Obama Sets Military Pay Below Civilian Sector For The Fourth Year In A Row

Jonah Bennett | Contributor

President Barack Obama invoked executive privilege to drop military pay below the civilian rate Wednesday for the fourth year in a row, according to a letter he sent to Congress.

Obama relied on his executive authority to give servicemembers a raise effective Jan. 1, but unfortunately for troops, that raise only turns out to 1.6 percent, which is 0.5 percent lower than present figures in the private sector. Military pay is intended to track private sector wages by law.

It’s now the fourth year Obama has followed this particular pattern, Military Times reports.

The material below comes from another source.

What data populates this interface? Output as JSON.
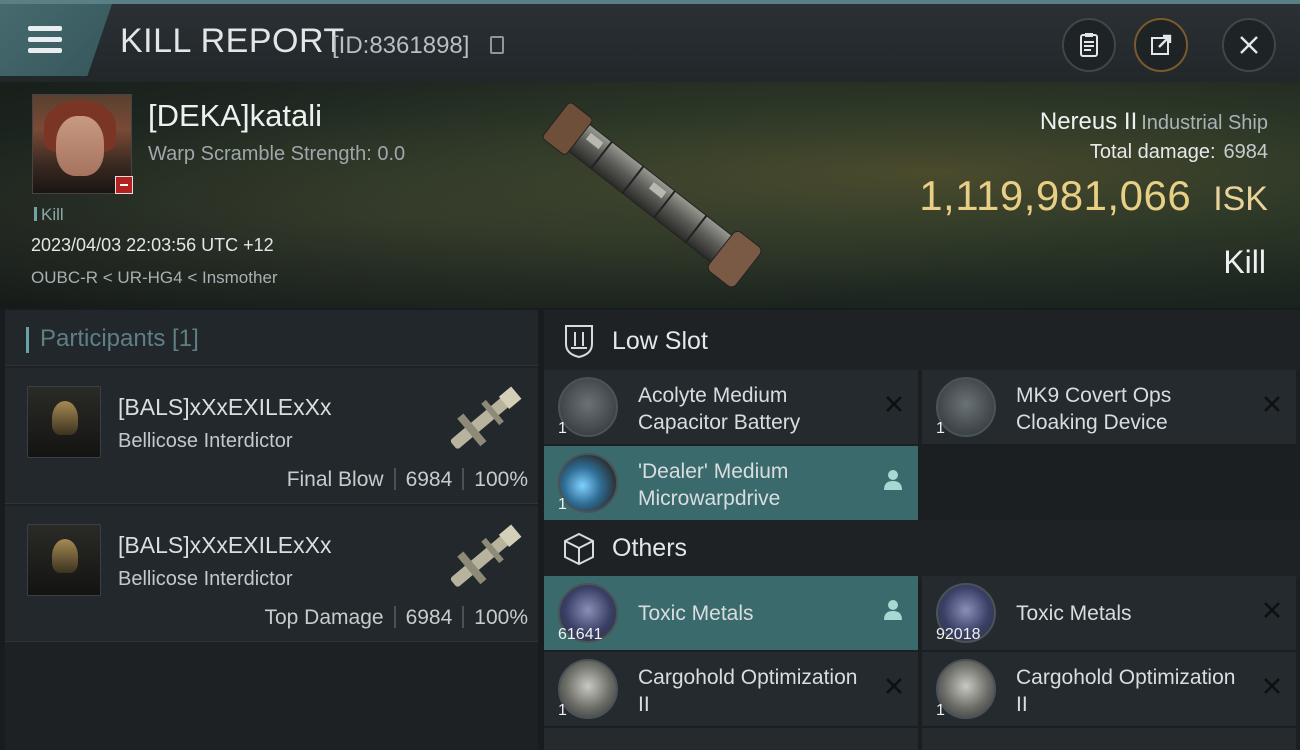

“I am strongly committed to supporting our uniformed service members, who have made such great contributions to our nation over more than a decade of war,” Obama said in the letter. “As our country continues to recover from serious economic conditions affecting the general welfare, however, we must maintain efforts to keep our nation on a sustainable fiscal course.”

“This effort requires tough choices, especially in light of budget constraints,” he added.

Obama said exactly the same thing to Congress in 2015.

Supposing Obama’s pay proposal goes unchallenged, 2017 will be the seventh year of raises below 2 percent. And the Pentagon is in agreement. Obama’s very limited pay increase acts in accordance with the Department of Defense’s fiscal year 2017 budget of $583 billion.